The Day I Met John David Crow

I'm no hero. I want to say that first.

I was young. Early in my football years, playing fullback for my high school team in Ladue, Missouri. I'd torn my hamstring badly enough that there was internal bleeding. Badly enough that they put me on blood thinners. I couldn't play.

Somehow — and I still don't entirely understand how — my coaches arranged for me to be treated at the St. Louis Cardinals training facility. The NFL's St. Louis Cardinals. One of twelve professional football clubs in the entire country. A teenager, being worked on by their staff. I don't know what favors were called in, what connections were used. But it happened.

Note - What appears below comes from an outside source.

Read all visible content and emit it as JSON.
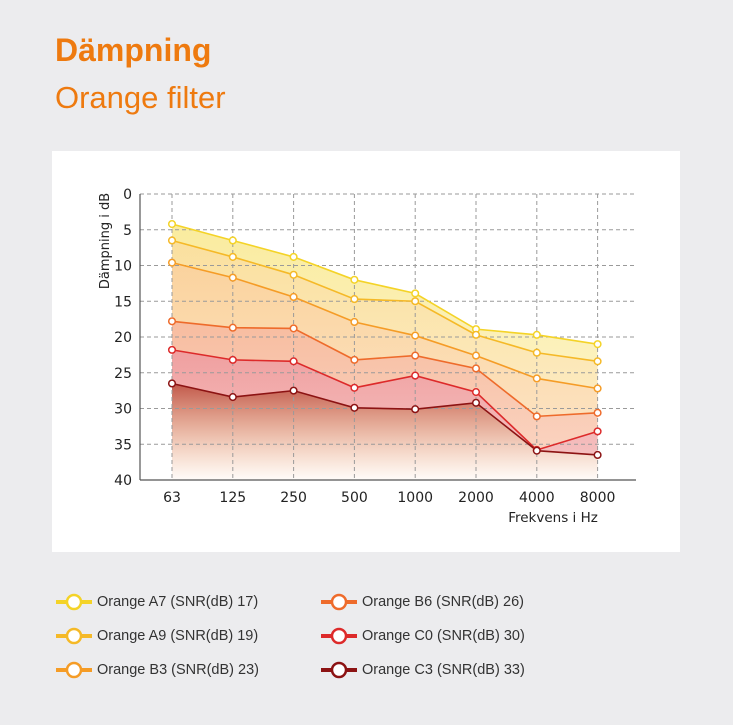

I was on crutches. Barely dressed. Moving down a long corridor inside that facility, headed toward a massage or a treatment — I'm not entirely sure which. What I remember is the corridor itself. Long and institutional, lit by overhead lamps spaced apart, each one dropping a circle of light onto the concrete floor, with stretches of darkness in between. It smelled of liniment and damp. A place where large men came to be repaired.

He was coming the other way.

In a jockstrap. Nothing else. Moving easily, the way a man moves when he belongs somewhere completely. And as he passed through those pools of light — bright, then shadow, then bright again — his face unsettled me in a way I couldn't name. Something about it. Each lamp made it stranger. I kept moving on my crutches because there was nothing else to do. But something in me wanted to stop.

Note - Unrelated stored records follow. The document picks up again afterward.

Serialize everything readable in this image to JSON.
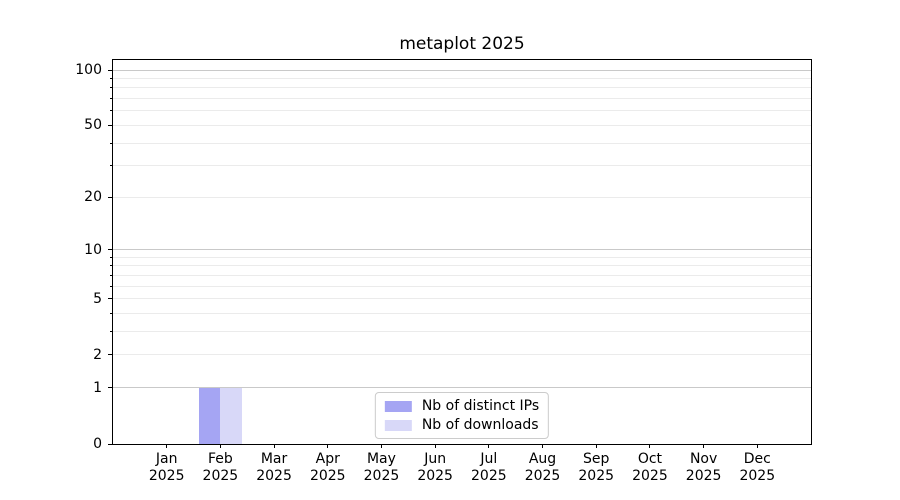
{
  "chart_data": {
    "type": "bar",
    "title": "metaplot 2025",
    "categories": [
      "Jan",
      "Feb",
      "Mar",
      "Apr",
      "May",
      "Jun",
      "Jul",
      "Aug",
      "Sep",
      "Oct",
      "Nov",
      "Dec"
    ],
    "xtick_year": "2025",
    "series": [
      {
        "name": "Nb of distinct IPs",
        "color": "#a5a5f3",
        "values": [
          0,
          1,
          0,
          0,
          0,
          0,
          0,
          0,
          0,
          0,
          0,
          0
        ]
      },
      {
        "name": "Nb of downloads",
        "color": "#d8d8f8",
        "values": [
          0,
          1,
          0,
          0,
          0,
          0,
          0,
          0,
          0,
          0,
          0,
          0
        ]
      }
    ],
    "yticks": [
      0,
      1,
      2,
      5,
      10,
      20,
      50,
      100
    ],
    "major_grid_values": [
      1,
      10,
      100
    ],
    "minor_grid_values": [
      2,
      3,
      4,
      5,
      6,
      7,
      8,
      9,
      20,
      30,
      40,
      50,
      60,
      70,
      80,
      90
    ],
    "minor_tick_values": [
      3,
      4,
      6,
      7,
      8,
      9,
      30,
      40,
      60,
      70,
      80,
      90
    ],
    "scale": "log10(1+y)",
    "ylim": [
      0,
      113
    ],
    "xlabel": "",
    "ylabel": "",
    "grid": true,
    "legend_position": "lower center",
    "colors": {
      "major_grid": "#c9c9c9",
      "minor_grid": "#ebebeb",
      "spine": "#000000",
      "text": "#000000"
    }
  }
}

What I didn't know yet — what someone told me only later — was that he was smiling at me.

He'd been born with the umbilical cord wrapped around his neck. The struggle to free him had damaged the nerves on the left side of his face. He'd carried that his entire life. Through everything. It was simply his face. And in that corridor, in that uneven light, what was meant as a kindness to a young kid on crutches — I couldn't read it as that. Not then. Not there.

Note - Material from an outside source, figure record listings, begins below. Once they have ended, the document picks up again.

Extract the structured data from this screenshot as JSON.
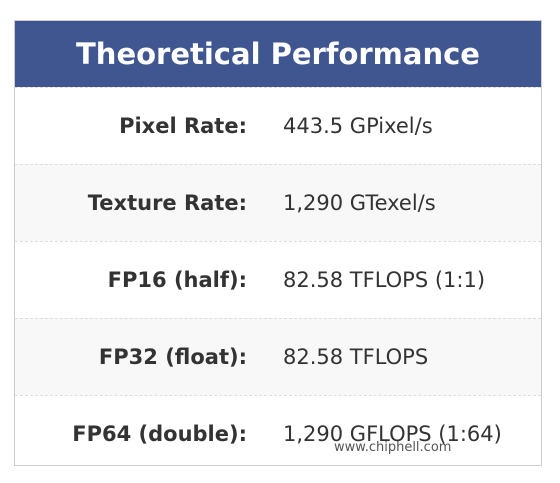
{
  "header": {
    "title": "Theoretical Performance"
  },
  "table": {
    "rows": [
      [
        "Pixel Rate:",
        "443.5 GPixel/s"
      ],
      [
        "Texture Rate:",
        "1,290 GTexel/s"
      ],
      [
        "FP16 (half):",
        "82.58 TFLOPS (1:1)"
      ],
      [
        "FP32 (float):",
        "82.58 TFLOPS"
      ],
      [
        "FP64 (double):",
        "1,290 GFLOPS (1:64)"
      ]
    ]
  },
  "watermark": {
    "text": "www.chiphell.com"
  }
}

I don't know if I made a fool of myself. I felt that I did. And then felt ashamed for feeling that way.

It was just the two of us in that long hallway. Him moving easily through the light. Me on crutches, barely dressed, trying to hold myself together.

Later there was the whirlpool. That intimacy — two people injured, recovering, the noise of the water filling the silence between words. He was kind. Unhurried. Genuinely present with a young running back who had no business being in the same facility as him. He offered encouragement. Guidance I can't quote precisely now, but that landed somewhere in me and stayed.

We were both running backs. We were both healing. That was enough for him to treat me like I mattered.

His name was John David Crow. Heisman Trophy winner, 1957. Four Pro Bowls. One of the finest all-purpose backs of his era. Most people reading this won't know him. That's all right.

I know him. I know what his face looked like coming toward me through that corridor, in and out of the light, trying its best to offer a greeting to a frightened boy on crutches.

The hamstring never fully healed. It's calcified now. Still present, sixty some years later, in the deep core of my body. A low grade reminder that never entirely goes away.

It was there this morning, on my walk, when the memory came back. The lamps. The darkness between them. That face.

I'm no hero. I was just a boy who got hurt, and was lucky enough, for a little while, to be in the presence of someone who was genuinely good.